In 2014, an entirely new avenue became available for qawwali singing – and rather unexpectedly. Thanks to some corporate sponsors, the local franchise of a highly popular international reality television music show, Pakistan Idol, made its debut in the outgoing year. As contestants battled it out, trying to win the title of the first Pakistan Idol, the genres and themes they were required to perform was changed every week – qawwali being one of them. Singer Hadiqa Kiani, who was a judge on the show, along with Ali Azmat and Bushra Ansari, surprised the audience with her choice of clothing during the qawwali episode. She was seen wearing a black kurta, printed with Urdu script; the accessories on her hand and around her neck closely resembled that of a pir at a shrine.

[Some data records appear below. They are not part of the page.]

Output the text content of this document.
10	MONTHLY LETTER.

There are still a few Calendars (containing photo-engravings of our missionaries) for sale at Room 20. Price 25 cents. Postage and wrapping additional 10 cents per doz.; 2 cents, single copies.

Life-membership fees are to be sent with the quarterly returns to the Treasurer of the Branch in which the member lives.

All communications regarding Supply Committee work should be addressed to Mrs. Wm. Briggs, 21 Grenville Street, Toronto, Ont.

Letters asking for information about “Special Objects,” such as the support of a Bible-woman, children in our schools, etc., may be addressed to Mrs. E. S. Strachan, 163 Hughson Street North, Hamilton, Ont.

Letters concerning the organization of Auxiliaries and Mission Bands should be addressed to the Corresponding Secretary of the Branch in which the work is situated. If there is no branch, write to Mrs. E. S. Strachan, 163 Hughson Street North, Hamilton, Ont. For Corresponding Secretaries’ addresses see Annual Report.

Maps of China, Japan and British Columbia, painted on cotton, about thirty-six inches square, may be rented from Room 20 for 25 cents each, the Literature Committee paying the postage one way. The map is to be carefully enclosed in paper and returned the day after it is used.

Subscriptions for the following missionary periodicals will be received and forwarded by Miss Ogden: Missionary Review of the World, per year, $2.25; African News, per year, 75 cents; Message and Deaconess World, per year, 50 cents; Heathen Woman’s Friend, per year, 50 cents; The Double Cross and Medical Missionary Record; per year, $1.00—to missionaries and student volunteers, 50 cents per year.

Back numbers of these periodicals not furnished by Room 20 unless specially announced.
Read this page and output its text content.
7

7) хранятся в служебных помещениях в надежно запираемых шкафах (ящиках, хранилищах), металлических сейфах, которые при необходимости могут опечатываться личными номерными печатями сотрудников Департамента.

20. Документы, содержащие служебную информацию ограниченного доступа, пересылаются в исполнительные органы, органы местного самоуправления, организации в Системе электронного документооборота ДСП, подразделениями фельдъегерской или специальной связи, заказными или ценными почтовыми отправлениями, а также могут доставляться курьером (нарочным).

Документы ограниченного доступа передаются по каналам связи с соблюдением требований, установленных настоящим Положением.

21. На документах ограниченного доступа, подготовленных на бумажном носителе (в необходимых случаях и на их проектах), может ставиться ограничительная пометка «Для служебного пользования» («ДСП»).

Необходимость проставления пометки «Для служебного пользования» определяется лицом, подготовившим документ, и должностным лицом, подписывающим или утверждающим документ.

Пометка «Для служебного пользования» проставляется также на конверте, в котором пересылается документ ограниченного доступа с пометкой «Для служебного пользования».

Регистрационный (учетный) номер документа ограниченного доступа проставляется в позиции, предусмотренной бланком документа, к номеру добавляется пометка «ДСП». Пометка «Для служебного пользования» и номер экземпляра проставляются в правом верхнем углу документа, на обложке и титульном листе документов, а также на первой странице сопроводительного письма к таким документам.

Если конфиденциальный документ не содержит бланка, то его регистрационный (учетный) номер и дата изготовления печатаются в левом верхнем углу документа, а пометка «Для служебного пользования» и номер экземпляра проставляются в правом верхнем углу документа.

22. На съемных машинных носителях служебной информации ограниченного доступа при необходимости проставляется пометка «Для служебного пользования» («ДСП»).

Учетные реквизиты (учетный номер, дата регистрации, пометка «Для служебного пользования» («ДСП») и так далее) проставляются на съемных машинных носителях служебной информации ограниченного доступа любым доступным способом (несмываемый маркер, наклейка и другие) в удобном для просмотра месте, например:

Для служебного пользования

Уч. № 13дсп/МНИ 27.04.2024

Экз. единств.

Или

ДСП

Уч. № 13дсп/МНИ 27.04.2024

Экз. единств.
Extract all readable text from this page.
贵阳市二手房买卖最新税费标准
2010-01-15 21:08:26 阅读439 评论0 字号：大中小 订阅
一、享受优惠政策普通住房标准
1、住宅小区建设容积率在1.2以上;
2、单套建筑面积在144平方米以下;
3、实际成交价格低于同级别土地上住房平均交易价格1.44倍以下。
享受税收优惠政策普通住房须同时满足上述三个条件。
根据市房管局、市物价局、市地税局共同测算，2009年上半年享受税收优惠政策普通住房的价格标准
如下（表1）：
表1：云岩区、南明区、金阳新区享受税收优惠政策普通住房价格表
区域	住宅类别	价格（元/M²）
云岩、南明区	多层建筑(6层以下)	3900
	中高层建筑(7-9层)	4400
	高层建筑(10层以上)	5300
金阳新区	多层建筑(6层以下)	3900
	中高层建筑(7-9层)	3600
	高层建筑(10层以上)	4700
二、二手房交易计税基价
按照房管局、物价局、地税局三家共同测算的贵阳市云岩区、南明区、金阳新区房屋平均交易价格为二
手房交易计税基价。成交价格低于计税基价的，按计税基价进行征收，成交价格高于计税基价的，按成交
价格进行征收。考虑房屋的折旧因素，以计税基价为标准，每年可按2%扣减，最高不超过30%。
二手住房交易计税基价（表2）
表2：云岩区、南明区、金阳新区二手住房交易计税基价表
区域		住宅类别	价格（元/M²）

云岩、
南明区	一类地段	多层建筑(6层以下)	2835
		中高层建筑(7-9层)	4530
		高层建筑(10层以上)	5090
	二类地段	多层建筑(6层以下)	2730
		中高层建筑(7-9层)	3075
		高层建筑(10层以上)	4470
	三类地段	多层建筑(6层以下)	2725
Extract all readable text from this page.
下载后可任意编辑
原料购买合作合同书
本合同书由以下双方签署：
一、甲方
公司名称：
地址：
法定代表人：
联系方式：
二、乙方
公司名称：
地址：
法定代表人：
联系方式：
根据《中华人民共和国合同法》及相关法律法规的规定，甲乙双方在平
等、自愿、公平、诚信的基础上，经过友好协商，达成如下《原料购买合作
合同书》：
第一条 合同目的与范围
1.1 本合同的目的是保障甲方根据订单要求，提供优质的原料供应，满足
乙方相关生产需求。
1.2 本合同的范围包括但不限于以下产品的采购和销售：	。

While her eccentric outfit could be justified as an attempt to create an onstage ambience conducive for qawwali singing, the very introduction of the genre in the show was curious. “Can just anyone sing qawwali only because they have a good singing voice?” was a question that many asked. “Qawwali is no one’s personal property,” says Muhammad, but adds that there are certain preconditions to being a qawwal. Anyone who learns qawwali at a saint’s mausoleum and truly devotes himself to the art form can become a qawwal, he says. Saami adds to this by saying that he has been singing qawwali for 30 years but it was only very recently that his father – and more importantly his mentor – deemed him ready to perform in public.
If qawwali is a unique genre, such emphasis on long years of training makes it even more so. Uniqueness is also a key reason why qawwali has relatively flourished in recent times more than other forms of music. Due to an uncertain security situation, fewer and fewer concerts are happening in Pakistan and, thanks to piracy and internet-facilitated downloading of music, album sales are negligible. Yet, in relative terms, qawwali appears to be booming.
This is mainly because a qawwali session does not require expensive or elaborate stage and sound arrangements and so far there have been no terror threats issued against the holding of a qawwali event. “The technical and financial requirements for having a qawwali night are rather few. A qawwali session can happen at T2F, at someone’s house. You don’t need a lot of equipment for it,” says Akram. And it also does not require a lot of security — at least not yet.
With such flexibility and adaptability, qawwali’s journey is certainly not going to stop at Coke Studio, Pakistan Idol or weddings.